A spokeswoman said: 'At the beginning of 2016 contract extensions were signed with the current providers for a further three years, with an option to extend for an additional year.
'A refreshed service specification focusses on achieving outcomes for children and families, with an emphasis on working with partners from the statutory, voluntary and community sectors.
'In delivering against this specification each Children's Centre Advisory Board will determine the range and balance of activities they will provide based on local needs and engagement with local parents.'
James Joyce, who was chairman of the county council's children's services committee when the cuts were agreed, said: '£30m is a substantial amount of money to be investing in these vital local services and demonstrates our commitment to helping the people in our communities who need the most support.

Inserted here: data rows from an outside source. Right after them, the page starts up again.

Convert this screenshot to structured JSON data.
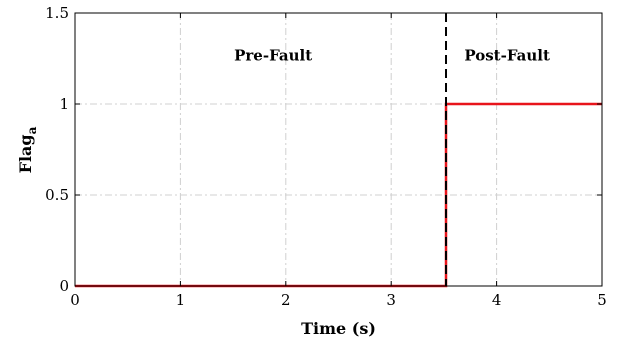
{
  "chart_data": {
    "type": "line",
    "title": "",
    "xlabel": "Time (s)",
    "ylabel": "Flag",
    "ylabel_subscript": "a",
    "xlim": [
      0,
      5
    ],
    "ylim": [
      0,
      1.5
    ],
    "x_ticks": [
      0,
      1,
      2,
      3,
      4,
      5
    ],
    "x_tick_labels": [
      "0",
      "1",
      "2",
      "3",
      "4",
      "5"
    ],
    "y_ticks": [
      0,
      0.5,
      1,
      1.5
    ],
    "y_tick_labels": [
      "0",
      "0.5",
      "1",
      "1.5"
    ],
    "grid": true,
    "series": [
      {
        "color": "#e8141b",
        "x": [
          0,
          3.52,
          3.52,
          5
        ],
        "y": [
          0,
          0,
          1,
          1
        ]
      }
    ],
    "fault_line": {
      "x": 3.52,
      "color": "#000000",
      "style": "dashed"
    },
    "annotations": [
      {
        "text": "Pre-Fault",
        "x": 1.88,
        "y": 1.24
      },
      {
        "text": "Post-Fault",
        "x": 4.1,
        "y": 1.24
      }
    ]
  }
}
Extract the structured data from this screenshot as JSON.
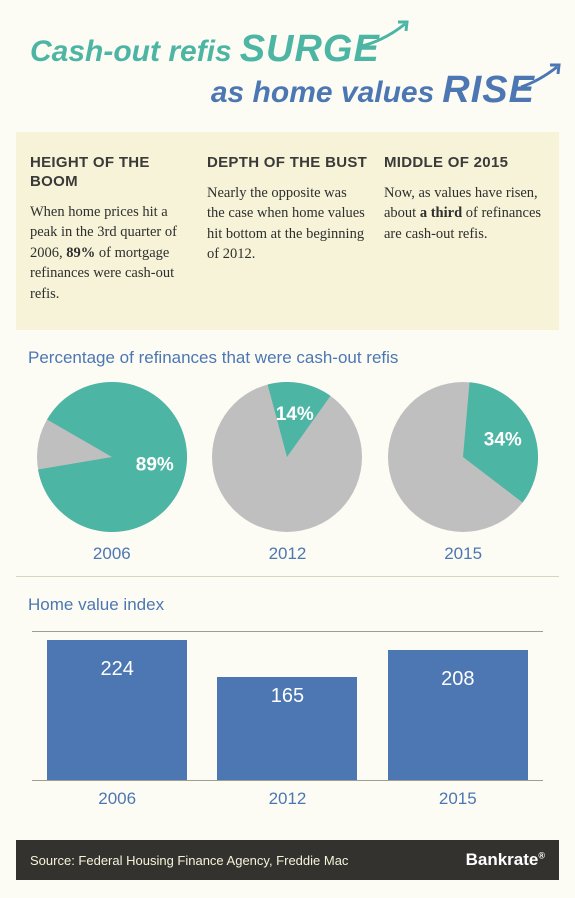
{
  "colors": {
    "teal": "#4db5a4",
    "blue": "#4c77b3",
    "cream_bg": "#fdfcf4",
    "panel_bg": "#f6f3d9",
    "gray_slice": "#bfbfbf",
    "footer_bg": "#33322e",
    "axis": "#a09e8e"
  },
  "title": {
    "part1a": "Cash-out refis",
    "part1b": "SURGE",
    "part2a": "as home values",
    "part2b": "RISE"
  },
  "columns": [
    {
      "heading": "HEIGHT OF THE BOOM",
      "body_pre": "When home prices hit a peak in the 3rd quarter of 2006, ",
      "body_bold": "89%",
      "body_post": " of mortgage refinances were cash-out refis."
    },
    {
      "heading": "DEPTH OF THE BUST",
      "body_pre": "Nearly the opposite was the case when home values hit bottom at the beginning of 2012.",
      "body_bold": "",
      "body_post": ""
    },
    {
      "heading": "MIDDLE OF 2015",
      "body_pre": "Now, as values have risen, about ",
      "body_bold": "a third",
      "body_post": " of refinances are cash-out refis."
    }
  ],
  "pies": {
    "title": "Percentage of refinances that were cash-out refis",
    "diameter": 150,
    "items": [
      {
        "year": "2006",
        "percent": 89,
        "label": "89%",
        "start_angle": -60
      },
      {
        "year": "2012",
        "percent": 14,
        "label": "14%",
        "start_angle": -15
      },
      {
        "year": "2015",
        "percent": 34,
        "label": "34%",
        "start_angle": 5
      }
    ]
  },
  "bars": {
    "title": "Home value index",
    "ymax": 240,
    "items": [
      {
        "year": "2006",
        "value": 224
      },
      {
        "year": "2012",
        "value": 165
      },
      {
        "year": "2015",
        "value": 208
      }
    ]
  },
  "footer": {
    "source": "Source: Federal Housing Finance Agency, Freddie Mac",
    "brand": "Bankrate"
  }
}
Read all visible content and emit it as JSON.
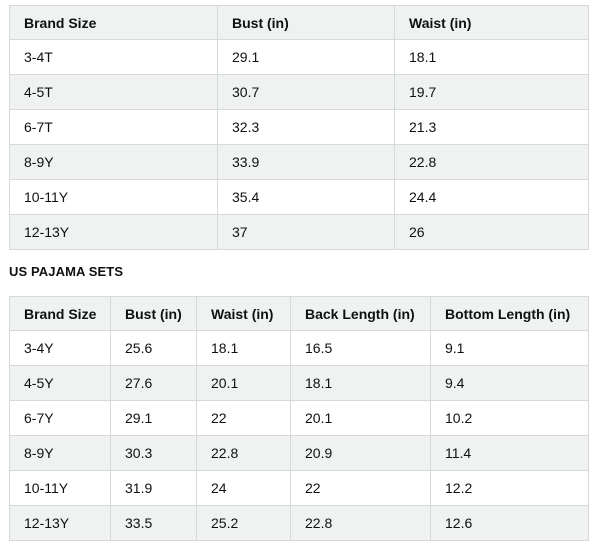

'It is absolutely right that decisions about how the money is actually spent in local centres are taken locally, but our new funding approach is certainly designed to make sure it's spent where it's most needed in ways that will have the most positive outcomes, and that it's used as effectively and efficiently as possible.'
Dan Mobbs, chief executive of the Mancroft Advice Project, said it was important for the council to invest in supporting younger people, but added the reduction in spending was the result of central government cuts.
He added: 'Children centres are really well placed to support families in difficulties. If we invest money early on before the problems get worse, you can save money later. That seems like a very sensible way to invest money.
'It is a shame that we are going backwards, rather than forwards with something that has been very successful. But we are very lucky none of them have been closed.'
Former council leader George Nobbs said none of the cuts the council had agreed to make were 'ideal or acceptable', but that the government had left the authority with no choice but to make savings.
In January. experts from Oxford University concluded that mothers who had attended centres which were growing and had not been hit by cuts, had improved mental health compared to those attending centres which had experienced budget cuts and were reducing services.